Currently, the calculator estimates ARC-CO and PLC payments for corn, soybeans, and wheat.  Additional crops soon will be added in the next release of the calculator.  Additional features also will be added in future releases as development proceeds.  The deadline for the decision between ARC-CO and PLC (or for ARC-IC) is not until March 20, 2020.  Farmers and others interested in the programs are encouraged to make use of the calculator during this time and especially as new features are added and as more information becomes available concerning prices and yields.  Farmers are advised to wait to make the decision until closer to the deadline but are able to work through the decision with the calculator now.  In addition, future farmdoc daily articles will provide further analysis of the alternatives, as well as price, yield and financial outlooks.

References

Coppess, J., G. Schnitkey, N. Paulson and C. Zulauf. “Introducing the Gardner-farmdoc Payment Calculator.” farmdoc daily (9):154, Department of Agricultural and Consumer Economics, University of Illinois at Urbana-Champaign, August 20, 2019.

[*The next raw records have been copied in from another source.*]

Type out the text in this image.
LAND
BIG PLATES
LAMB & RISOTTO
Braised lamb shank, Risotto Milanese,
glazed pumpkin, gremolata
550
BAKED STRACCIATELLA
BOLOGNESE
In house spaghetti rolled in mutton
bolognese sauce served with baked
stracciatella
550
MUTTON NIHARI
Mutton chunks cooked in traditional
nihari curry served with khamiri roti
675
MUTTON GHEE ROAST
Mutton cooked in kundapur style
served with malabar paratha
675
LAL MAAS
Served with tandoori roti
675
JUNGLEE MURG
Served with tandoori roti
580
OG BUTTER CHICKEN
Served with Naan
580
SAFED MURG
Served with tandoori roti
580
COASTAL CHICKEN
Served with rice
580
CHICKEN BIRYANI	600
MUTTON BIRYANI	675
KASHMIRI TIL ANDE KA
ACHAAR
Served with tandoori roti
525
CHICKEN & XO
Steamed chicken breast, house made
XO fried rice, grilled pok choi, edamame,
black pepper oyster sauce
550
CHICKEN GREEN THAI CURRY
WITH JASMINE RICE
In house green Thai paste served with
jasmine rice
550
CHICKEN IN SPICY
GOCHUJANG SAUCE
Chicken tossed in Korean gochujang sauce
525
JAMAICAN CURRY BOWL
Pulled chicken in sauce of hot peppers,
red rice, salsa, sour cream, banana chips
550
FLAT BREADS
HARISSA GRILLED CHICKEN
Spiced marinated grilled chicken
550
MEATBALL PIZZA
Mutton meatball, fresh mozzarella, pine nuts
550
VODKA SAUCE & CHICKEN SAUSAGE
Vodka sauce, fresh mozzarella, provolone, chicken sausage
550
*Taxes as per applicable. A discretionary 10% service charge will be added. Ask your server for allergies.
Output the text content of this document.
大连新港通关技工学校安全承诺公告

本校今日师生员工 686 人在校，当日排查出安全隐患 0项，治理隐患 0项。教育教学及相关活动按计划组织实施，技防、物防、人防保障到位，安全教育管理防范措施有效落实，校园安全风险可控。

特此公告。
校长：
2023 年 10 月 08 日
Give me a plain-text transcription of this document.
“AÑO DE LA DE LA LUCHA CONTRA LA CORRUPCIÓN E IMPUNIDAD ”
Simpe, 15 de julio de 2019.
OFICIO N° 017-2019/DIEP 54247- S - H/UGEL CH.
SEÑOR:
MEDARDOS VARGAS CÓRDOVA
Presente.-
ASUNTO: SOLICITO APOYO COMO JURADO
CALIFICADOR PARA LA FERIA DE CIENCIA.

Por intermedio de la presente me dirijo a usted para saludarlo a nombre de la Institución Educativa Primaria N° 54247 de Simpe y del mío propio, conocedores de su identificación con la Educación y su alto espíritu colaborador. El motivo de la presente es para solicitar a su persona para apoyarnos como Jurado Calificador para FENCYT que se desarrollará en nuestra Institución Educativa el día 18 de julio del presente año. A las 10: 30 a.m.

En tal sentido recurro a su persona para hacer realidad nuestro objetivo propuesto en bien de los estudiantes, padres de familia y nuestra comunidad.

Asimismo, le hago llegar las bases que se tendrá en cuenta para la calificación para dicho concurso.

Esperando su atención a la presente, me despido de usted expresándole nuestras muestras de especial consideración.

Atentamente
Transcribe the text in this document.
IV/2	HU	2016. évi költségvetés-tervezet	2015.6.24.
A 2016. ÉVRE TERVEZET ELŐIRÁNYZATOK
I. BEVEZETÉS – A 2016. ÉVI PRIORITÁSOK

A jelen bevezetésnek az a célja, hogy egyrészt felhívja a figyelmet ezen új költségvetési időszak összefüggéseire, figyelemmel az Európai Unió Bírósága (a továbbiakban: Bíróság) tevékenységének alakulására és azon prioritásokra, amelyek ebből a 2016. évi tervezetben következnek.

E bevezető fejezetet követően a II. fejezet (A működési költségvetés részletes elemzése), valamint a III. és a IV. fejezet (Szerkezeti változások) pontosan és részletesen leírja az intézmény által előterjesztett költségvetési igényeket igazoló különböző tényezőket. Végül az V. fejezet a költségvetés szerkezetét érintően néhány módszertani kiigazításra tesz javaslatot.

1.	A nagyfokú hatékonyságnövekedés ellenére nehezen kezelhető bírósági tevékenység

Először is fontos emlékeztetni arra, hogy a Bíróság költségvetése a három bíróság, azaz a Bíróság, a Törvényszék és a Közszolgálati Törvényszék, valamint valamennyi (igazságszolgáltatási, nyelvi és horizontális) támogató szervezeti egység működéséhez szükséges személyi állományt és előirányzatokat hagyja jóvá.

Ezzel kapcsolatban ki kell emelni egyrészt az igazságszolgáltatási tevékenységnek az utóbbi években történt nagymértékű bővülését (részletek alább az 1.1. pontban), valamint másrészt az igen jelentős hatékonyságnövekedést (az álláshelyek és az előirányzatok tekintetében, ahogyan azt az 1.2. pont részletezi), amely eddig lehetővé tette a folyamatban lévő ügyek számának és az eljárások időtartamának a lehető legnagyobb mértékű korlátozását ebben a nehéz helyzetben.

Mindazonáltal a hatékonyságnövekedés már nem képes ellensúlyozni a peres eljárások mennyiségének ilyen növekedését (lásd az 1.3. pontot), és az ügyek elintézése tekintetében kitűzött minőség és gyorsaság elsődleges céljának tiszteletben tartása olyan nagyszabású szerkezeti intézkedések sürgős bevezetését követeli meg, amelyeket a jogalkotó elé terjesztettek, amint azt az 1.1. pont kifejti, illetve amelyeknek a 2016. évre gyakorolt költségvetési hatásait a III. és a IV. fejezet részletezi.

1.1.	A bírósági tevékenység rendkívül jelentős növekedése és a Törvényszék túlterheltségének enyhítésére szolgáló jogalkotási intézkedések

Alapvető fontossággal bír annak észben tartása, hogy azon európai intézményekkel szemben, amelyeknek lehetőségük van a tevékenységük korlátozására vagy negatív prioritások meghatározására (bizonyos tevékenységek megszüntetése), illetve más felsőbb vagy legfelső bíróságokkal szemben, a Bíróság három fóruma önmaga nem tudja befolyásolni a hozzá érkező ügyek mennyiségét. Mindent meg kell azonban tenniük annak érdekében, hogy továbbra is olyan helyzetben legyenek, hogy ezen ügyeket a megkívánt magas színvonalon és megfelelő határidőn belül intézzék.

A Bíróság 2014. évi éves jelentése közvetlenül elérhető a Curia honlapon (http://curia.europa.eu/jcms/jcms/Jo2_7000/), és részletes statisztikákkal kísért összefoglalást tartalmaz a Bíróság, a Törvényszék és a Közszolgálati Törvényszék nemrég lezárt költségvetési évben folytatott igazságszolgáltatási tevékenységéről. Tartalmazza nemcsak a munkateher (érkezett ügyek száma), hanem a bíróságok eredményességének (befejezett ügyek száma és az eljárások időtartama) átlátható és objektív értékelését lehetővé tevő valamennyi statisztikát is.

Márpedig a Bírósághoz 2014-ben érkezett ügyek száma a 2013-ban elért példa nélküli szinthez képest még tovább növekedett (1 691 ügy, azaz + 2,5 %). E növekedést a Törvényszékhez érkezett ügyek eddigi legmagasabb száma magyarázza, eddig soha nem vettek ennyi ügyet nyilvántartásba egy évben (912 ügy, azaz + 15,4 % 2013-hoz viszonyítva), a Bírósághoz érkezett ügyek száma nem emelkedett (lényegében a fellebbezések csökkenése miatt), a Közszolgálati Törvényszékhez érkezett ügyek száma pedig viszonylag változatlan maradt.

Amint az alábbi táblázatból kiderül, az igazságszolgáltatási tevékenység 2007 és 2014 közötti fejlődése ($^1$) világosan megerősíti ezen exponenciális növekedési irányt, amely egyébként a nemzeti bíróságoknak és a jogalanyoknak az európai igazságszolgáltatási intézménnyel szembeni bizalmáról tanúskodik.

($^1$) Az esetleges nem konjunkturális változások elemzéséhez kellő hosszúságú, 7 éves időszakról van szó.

Schnitkey, G., C. Zulauf, J. Coppess, K. Swanson, N. Paulson “Choosing Between ARC-CO and PLC.” farmdoc daily (9):183, Department of Agricultural and Consumer Economics, University of Illinois at Urbana-Champaign, October 1, 2019.

Schnitkey, G., C. Zulauf, K. Swanson, J. Coppess and N. Paulson. “The Price Loss Coverage (PLC) Option in the 2018 Farm Bill.” farmdoc daily (9):178, Department of Agricultural and Consumer Economics, University of Illinois at Urbana-Champaign, September 24, 2019.

Zulauf, C., B. Brown, G. Schnitkey, K. Swanson, J. Coppess and N. Paulson. “The Case for Looking at the ARC-IC (ARC-Individual) Program Option.” farmdoc daily (9):203, Department of Agricultural and Consumer Economics, University of Illinois at Urbana-Champaign, October 29, 2019.